Le frère Adrien Candiard explique qu'il faut "très concrètement prendre notre monde au sérieux, en le regardant pour ce qu'il est, en donnant à chacun de ses éléments sa juste place son juste poids. Cela dégonflera certainement bien des baudruches d'ambition, de rêves de célébrité, de fantasme de domination, ... qui nous font courir" (p.75). Mais le reste se passe de conclusions pratiques. L’espérance est un appel pour tout chrétien, même si "espérer, ce n'est pas se mentir ou se voiler la face, mais croire que l'amour est plus solide que le reste" (p. 79)


[1] La soumission au roi de Babylone conseillée par Jérémie (Jérémie 27)
27.1   Au commencement du règne de Jojakim, fils de Josias, roi de Juda, cette parole fut adressée à Jérémie de la part de l'Éternel, en ces mots:
27.5   ... je donne la terre à qui cela me plaît.
27.6   Maintenant je livre tous ces pays entre les mains de Nebucadnetsar, roi de Babylone, mon serviteur; ...
27.7   Toutes les nations lui seront soumises,... jusqu'à ce que le temps de son pays arrive, et que des nations puissantes et de grands rois l'asservissent.
27.8   Si une nation, si un royaume ne se soumet pas à lui, à Nebucadnetsar, roi de Babylone, ... je châtierai cette nation par l'épée, par la famine et par la peste, dit l'Éternel, ....
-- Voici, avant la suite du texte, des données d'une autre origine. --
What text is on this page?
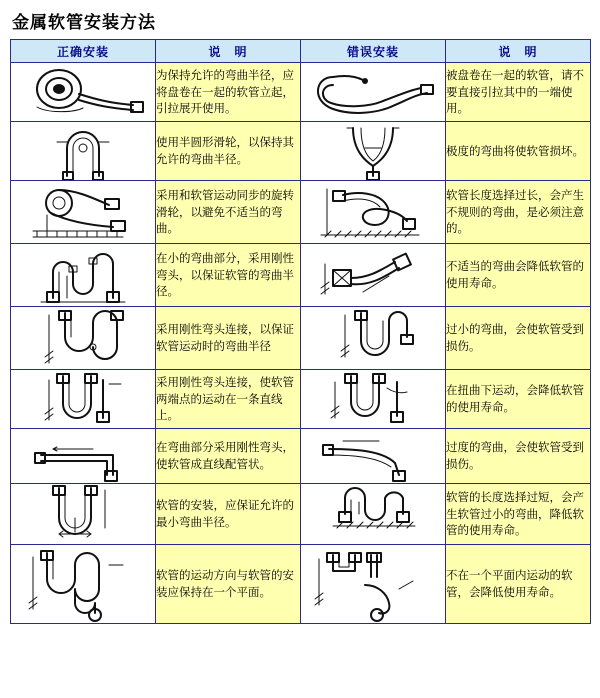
金属软管安装方法
正确安装	说　明	错误安装	说　明

	为保持允许的弯曲半径，应将盘卷在一起的软管立起，引拉展开使用。		被盘卷在一起的软管，请不要直接引拉其中的一端使用。

	使用半圆形滑轮，以保持其允许的弯曲半径。		极度的弯曲将使软管损坏。

	采用和软管运动同步的旋转滑轮，以避免不适当的弯曲。		软管长度选择过长，会产生不规则的弯曲，是必须注意的。

	在小的弯曲部分，采用刚性弯头，以保证软管的弯曲半径。		不适当的弯曲会降低软管的使用寿命。

	采用刚性弯头连接，以保证软管运动时的弯曲半径		过小的弯曲，会使软管受到损伤。

	采用刚性弯头连接，使软管两端点的运动在一条直线上。		在扭曲下运动，会降低软管的使用寿命。

	在弯曲部分采用刚性弯头，使软管成直线配管状。		过度的弯曲，会使软管受到损伤。

	软管的安装，应保证允许的最小弯曲半径。		软管的长度选择过短，会产生软管过小的弯曲，降低软管的使用寿命。

	软管的运动方向与软管的安装应保持在一个平面。		不在一个平面内运动的软管，会降低使用寿命。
27.9   Et vous, n'écoutez pas ..., vos astrologues, vos magiciens, qui vous disent: Vous ne serez point asservis au roi de Babylone!
27.11 Mais la nation qui pliera son cou sous le joug du roi de Babylone, et qui lui sera soumise, je la laisserai dans son pays, dit l'Éternel, pour qu'elle le cultive et qu'elle y demeure.
27.12 J'ai dit entièrement les mêmes choses à Sédécias, roi de Juda: Pliez votre cou sous le joug du roi de Babylone, soumettez-vous à lui et à son peuple, et vous vivrez.